Un droit, au minimum partiel, au télétravail pourrait et devrait faire l’objet d’une réglementation dans une CCT; toute concrétisation au niveau de l’entreprise est judicieuse. 

Les réglementations du Code des obligations relatives à la prise en charge des coûts requièrent elles aussi une concrétisation supplémentaire, qui peut très bien s’opérer dans le cadre d’une CCT. Des solutions de partenariat social permettent de résoudre les difficultés liées au télétravail. On pense à l’isolement social et à la séparation nécessaire que nous avons évoquée entre le travail et les loisirs ou la famille. Les questions concernant la surveillance autorisée et la protection de la santé peuvent aussi être traitées au niveau des CCT. 

Comment peut-on garantir le droit à l’information des syndicats dans le cadre du télétravail? 

Selon le Tribunal fédéral, les syndicats ont un droit d’accès à l’entreprise conformément au droit public et à () la jurisprudence. Si une grande partie des effectifs travaillent en permanence ou souvent à domicile, un tel accès doit être garanti par un canal virtuel, par exemple via des réunions régulières d’information en ligne et par un droit à disposer de «panneaux d’affichage» électroniques à des fins de promotion.  

7. Représentations du personnel et participation 

Comment s’assurer que les employé-e-s qui travaillent à domicile ne soient pas écartés de la participation dans l’entreprise? 

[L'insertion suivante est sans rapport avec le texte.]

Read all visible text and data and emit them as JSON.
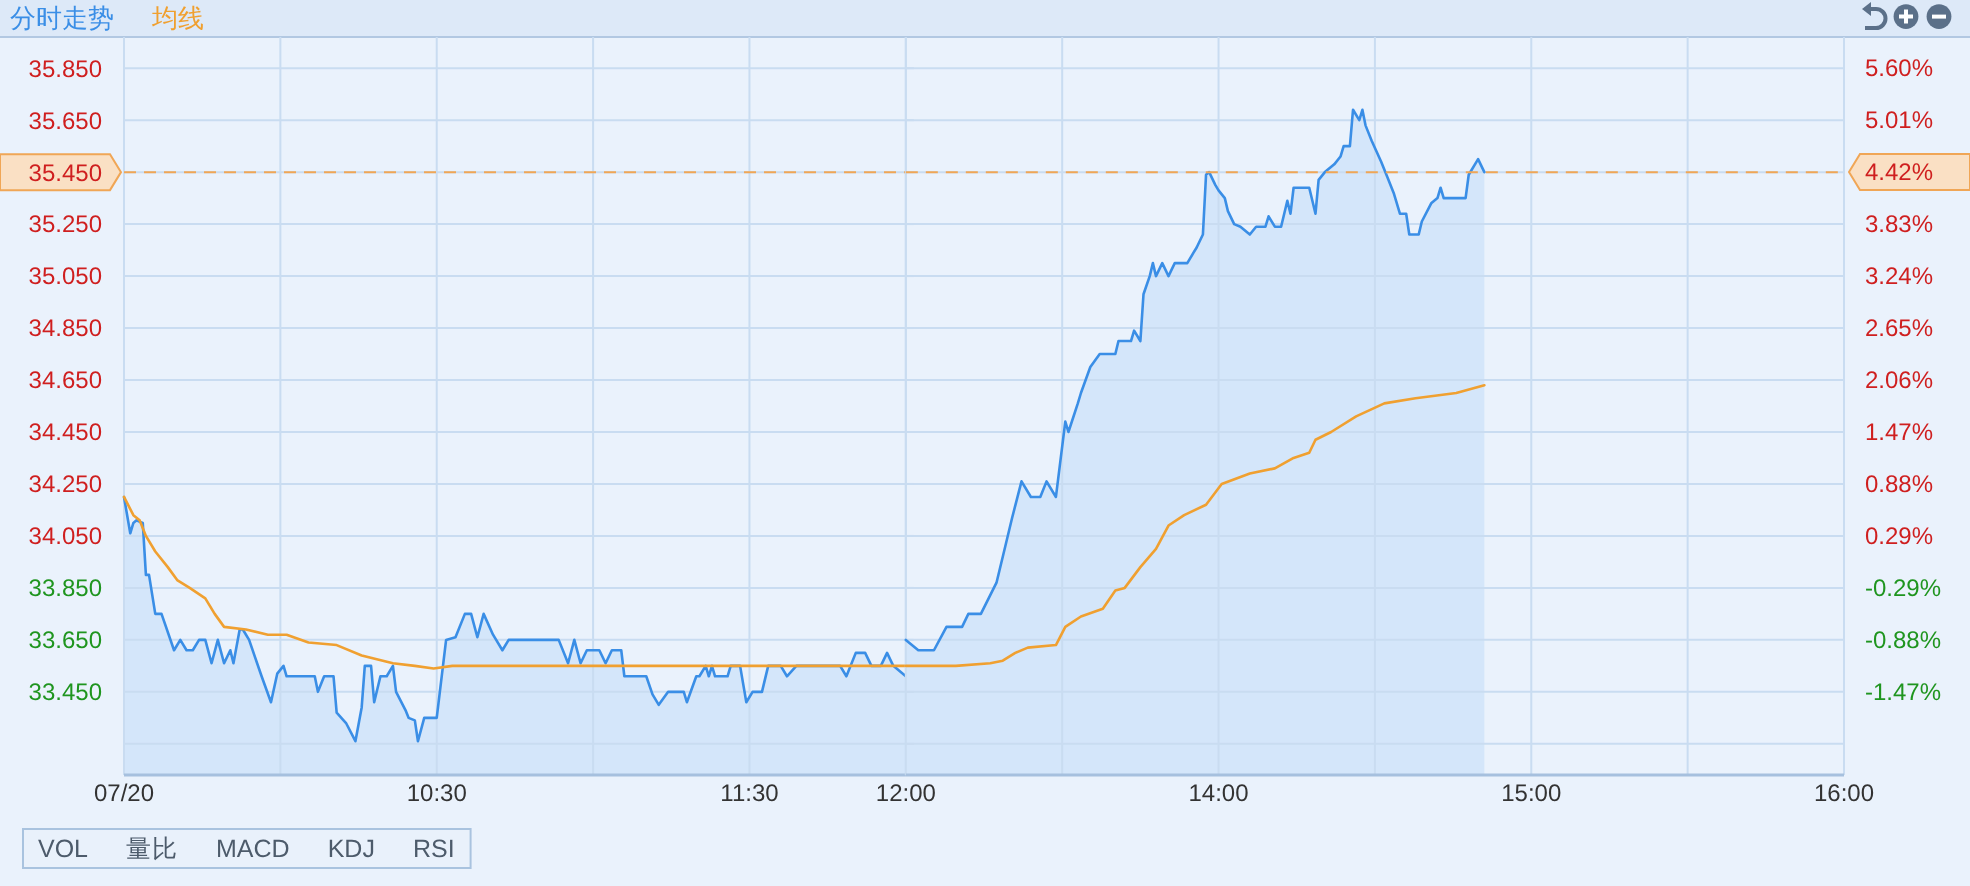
{
  "chart_data": [
    {
      "type": "area",
      "legend": "top left",
      "grid": true,
      "xlim": [
        9.5,
        12
      ],
      "xticks": [
        {
          "value": 9.5,
          "label": "07/20"
        },
        {
          "value": 10,
          "label": null
        },
        {
          "value": 10.5,
          "label": "10:30"
        },
        {
          "value": 11,
          "label": null
        },
        {
          "value": 11.5,
          "label": "11:30"
        },
        {
          "value": 12,
          "label": "12:00"
        }
      ],
      "ylim": [
        33.13,
        35.97
      ],
      "yticks": [
        {
          "value": 33.25,
          "label": null
        },
        {
          "value": 33.45,
          "label": "33.450"
        },
        {
          "value": 33.65,
          "label": "33.650"
        },
        {
          "value": 33.85,
          "label": "33.850"
        },
        {
          "value": 34.05,
          "label": "34.050"
        },
        {
          "value": 34.25,
          "label": "34.250"
        },
        {
          "value": 34.45,
          "label": "34.450"
        },
        {
          "value": 34.65,
          "label": "34.650"
        },
        {
          "value": 34.85,
          "label": "34.850"
        },
        {
          "value": 35.05,
          "label": "35.050"
        },
        {
          "value": 35.25,
          "label": "35.250"
        },
        {
          "value": 35.45,
          "label": "35.450"
        },
        {
          "value": 35.65,
          "label": "35.650"
        },
        {
          "value": 35.85,
          "label": "35.850"
        }
      ],
      "ref_lines": [
        {
          "axis": "y",
          "value": 35.45,
          "color": "#f0a656",
          "line_style": "dashed"
        }
      ],
      "annotations": [
        "VOL",
        "量比",
        "MACD",
        "KDJ",
        "RSI"
      ],
      "series": [
        {
          "name": "分时走势",
          "color": "#3a8ee6",
          "x": [
            9.5,
            9.52,
            9.53,
            9.54,
            9.56,
            9.57,
            9.58,
            9.6,
            9.62,
            9.66,
            9.68,
            9.7,
            9.72,
            9.74,
            9.76,
            9.78,
            9.8,
            9.82,
            9.84,
            9.85,
            9.87,
            9.88,
            9.9,
            9.94,
            9.97,
            9.99,
            10.01,
            10.02,
            10.11,
            10.12,
            10.14,
            10.17,
            10.18,
            10.21,
            10.24,
            10.26,
            10.27,
            10.29,
            10.3,
            10.32,
            10.34,
            10.36,
            10.37,
            10.4,
            10.41,
            10.43,
            10.44,
            10.46,
            10.5,
            10.52,
            10.53,
            10.56,
            10.59,
            10.61,
            10.63,
            10.65,
            10.68,
            10.71,
            10.73,
            10.89,
            10.92,
            10.94,
            10.96,
            10.98,
            11.02,
            11.04,
            11.06,
            11.09,
            11.1,
            11.17,
            11.19,
            11.21,
            11.24,
            11.29,
            11.3,
            11.33,
            11.34,
            11.36,
            11.37,
            11.38,
            11.39,
            11.43,
            11.44,
            11.47,
            11.49,
            11.51,
            11.54,
            11.56,
            11.6,
            11.62,
            11.65,
            11.79,
            11.81,
            11.84,
            11.87,
            11.89,
            11.92,
            11.94,
            11.96,
            12
          ],
          "values": [
            34.2,
            34.06,
            34.1,
            34.11,
            34.1,
            33.9,
            33.9,
            33.75,
            33.75,
            33.61,
            33.65,
            33.61,
            33.61,
            33.65,
            33.65,
            33.56,
            33.65,
            33.56,
            33.61,
            33.56,
            33.69,
            33.69,
            33.65,
            33.51,
            33.41,
            33.52,
            33.55,
            33.51,
            33.51,
            33.45,
            33.51,
            33.51,
            33.37,
            33.33,
            33.26,
            33.39,
            33.55,
            33.55,
            33.41,
            33.51,
            33.51,
            33.55,
            33.45,
            33.38,
            33.35,
            33.34,
            33.26,
            33.35,
            33.35,
            33.55,
            33.65,
            33.66,
            33.75,
            33.75,
            33.66,
            33.75,
            33.67,
            33.61,
            33.65,
            33.65,
            33.56,
            33.65,
            33.56,
            33.61,
            33.61,
            33.56,
            33.61,
            33.61,
            33.51,
            33.51,
            33.44,
            33.4,
            33.45,
            33.45,
            33.41,
            33.51,
            33.51,
            33.55,
            33.51,
            33.55,
            33.51,
            33.51,
            33.55,
            33.55,
            33.41,
            33.45,
            33.45,
            33.55,
            33.55,
            33.51,
            33.55,
            33.55,
            33.51,
            33.6,
            33.6,
            33.55,
            33.55,
            33.6,
            33.55,
            33.51
          ]
        },
        {
          "name": "均线",
          "type": "line",
          "color": "#f0a030",
          "x": [
            9.5,
            9.53,
            9.55,
            9.57,
            9.6,
            9.64,
            9.67,
            9.71,
            9.76,
            9.79,
            9.82,
            9.89,
            9.96,
            10.02,
            10.09,
            10.18,
            10.26,
            10.36,
            10.43,
            10.49,
            10.55,
            12
          ],
          "values": [
            34.2,
            34.13,
            34.11,
            34.05,
            33.99,
            33.93,
            33.88,
            33.85,
            33.81,
            33.75,
            33.7,
            33.69,
            33.67,
            33.67,
            33.64,
            33.63,
            33.59,
            33.56,
            33.55,
            33.54,
            33.55,
            33.55
          ]
        }
      ]
    },
    {
      "type": "area",
      "grid": true,
      "tick_labels": "x",
      "xlim": [
        13,
        16
      ],
      "xticks": [
        {
          "value": 13.5,
          "label": null
        },
        {
          "value": 14,
          "label": "14:00"
        },
        {
          "value": 14.5,
          "label": null
        },
        {
          "value": 15,
          "label": "15:00"
        },
        {
          "value": 15.5,
          "label": null
        },
        {
          "value": 16,
          "label": "16:00"
        }
      ],
      "ylim": [
        33.13,
        35.97
      ],
      "yticks": [
        {
          "value": 33.25,
          "label": null
        },
        {
          "value": 33.45,
          "label": null
        },
        {
          "value": 33.65,
          "label": null
        },
        {
          "value": 33.85,
          "label": null
        },
        {
          "value": 34.05,
          "label": null
        },
        {
          "value": 34.25,
          "label": null
        },
        {
          "value": 34.45,
          "label": null
        },
        {
          "value": 34.65,
          "label": null
        },
        {
          "value": 34.85,
          "label": null
        },
        {
          "value": 35.05,
          "label": null
        },
        {
          "value": 35.25,
          "label": null
        },
        {
          "value": 35.45,
          "label": null
        },
        {
          "value": 35.65,
          "label": null
        },
        {
          "value": 35.85,
          "label": null
        }
      ],
      "y2lim": [
        -2.42,
        5.95
      ],
      "y2ticks": [
        {
          "value": -1.47,
          "label": "-1.47%"
        },
        {
          "value": -0.88,
          "label": "-0.88%"
        },
        {
          "value": -0.29,
          "label": "-0.29%"
        },
        {
          "value": 0.29,
          "label": "0.29%"
        },
        {
          "value": 0.88,
          "label": "0.88%"
        },
        {
          "value": 1.47,
          "label": "1.47%"
        },
        {
          "value": 2.06,
          "label": "2.06%"
        },
        {
          "value": 2.65,
          "label": "2.65%"
        },
        {
          "value": 3.24,
          "label": "3.24%"
        },
        {
          "value": 3.83,
          "label": "3.83%"
        },
        {
          "value": 4.42,
          "label": "4.42%"
        },
        {
          "value": 5.01,
          "label": "5.01%"
        },
        {
          "value": 5.6,
          "label": "5.60%"
        }
      ],
      "ref_lines": [
        {
          "axis": "y",
          "value": 35.45,
          "color": "#f0a656",
          "line_style": "dashed"
        }
      ],
      "series": [
        {
          "color": "#3a8ee6",
          "x": [
            13,
            13.04,
            13.09,
            13.13,
            13.18,
            13.2,
            13.24,
            13.29,
            13.32,
            13.34,
            13.37,
            13.4,
            13.43,
            13.45,
            13.48,
            13.51,
            13.52,
            13.55,
            13.56,
            13.59,
            13.62,
            13.67,
            13.68,
            13.72,
            13.73,
            13.75,
            13.76,
            13.78,
            13.79,
            13.8,
            13.82,
            13.84,
            13.86,
            13.9,
            13.92,
            13.93,
            13.95,
            13.96,
            13.97,
            13.99,
            14,
            14.02,
            14.03,
            14.05,
            14.07,
            14.1,
            14.12,
            14.15,
            14.16,
            14.18,
            14.2,
            14.22,
            14.23,
            14.24,
            14.29,
            14.31,
            14.32,
            14.34,
            14.37,
            14.39,
            14.4,
            14.42,
            14.43,
            14.45,
            14.46,
            14.47,
            14.49,
            14.52,
            14.54,
            14.56,
            14.58,
            14.6,
            14.61,
            14.64,
            14.65,
            14.68,
            14.7,
            14.71,
            14.72,
            14.79,
            14.8,
            14.83,
            14.85
          ],
          "values": [
            33.65,
            33.61,
            33.61,
            33.7,
            33.7,
            33.75,
            33.75,
            33.87,
            34.02,
            34.12,
            34.26,
            34.2,
            34.2,
            34.26,
            34.2,
            34.49,
            34.45,
            34.56,
            34.6,
            34.7,
            34.75,
            34.75,
            34.8,
            34.8,
            34.84,
            34.8,
            34.98,
            35.05,
            35.1,
            35.05,
            35.1,
            35.05,
            35.1,
            35.1,
            35.14,
            35.16,
            35.21,
            35.44,
            35.45,
            35.4,
            35.38,
            35.35,
            35.3,
            35.25,
            35.24,
            35.21,
            35.24,
            35.24,
            35.28,
            35.24,
            35.24,
            35.34,
            35.29,
            35.39,
            35.39,
            35.29,
            35.42,
            35.45,
            35.48,
            35.51,
            35.55,
            35.55,
            35.69,
            35.65,
            35.69,
            35.63,
            35.57,
            35.49,
            35.43,
            35.37,
            35.29,
            35.29,
            35.21,
            35.21,
            35.26,
            35.33,
            35.35,
            35.39,
            35.35,
            35.35,
            35.44,
            35.5,
            35.45
          ]
        },
        {
          "type": "line",
          "color": "#f0a030",
          "x": [
            13,
            13.16,
            13.27,
            13.31,
            13.35,
            13.39,
            13.48,
            13.51,
            13.56,
            13.63,
            13.67,
            13.7,
            13.75,
            13.8,
            13.84,
            13.89,
            13.96,
            14.01,
            14.1,
            14.18,
            14.24,
            14.29,
            14.31,
            14.36,
            14.44,
            14.53,
            14.63,
            14.76,
            14.85
          ],
          "values": [
            33.55,
            33.55,
            33.56,
            33.57,
            33.6,
            33.62,
            33.63,
            33.7,
            33.74,
            33.77,
            33.84,
            33.85,
            33.93,
            34.0,
            34.09,
            34.13,
            34.17,
            34.25,
            34.29,
            34.31,
            34.35,
            34.37,
            34.42,
            34.45,
            34.51,
            34.56,
            34.58,
            34.6,
            34.63
          ]
        }
      ]
    }
  ]
}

Les organes de participation de l’entreprise peuvent et doivent également être actifs à distance. Des élections pour la composition des organes peuvent également être organisées par le biais de plateformes pertinentes. 

Les représentations du personnel doivent-elles être impliquées dans l’aménagement du télétravail? 

En tout cas, les modèles de télétravail fonctionnent au mieux lorsque les principales personnes concernées sont impliquées dans la prise de décisions. 

8. Télétravail de l’étranger

La question préalable est la suivante: qu’est-ce qui a été convenu avec l’employeur, respectivement quelles sont les directives émises? Si le télétravail est autorisé dans ce contexte, alors rien ne s’y oppose du point de vue du droit du travail. En revanche, des questions délicates se posent en termes d’assurances sociales et d’impôts. 

Merci beaucoup pour cette interview.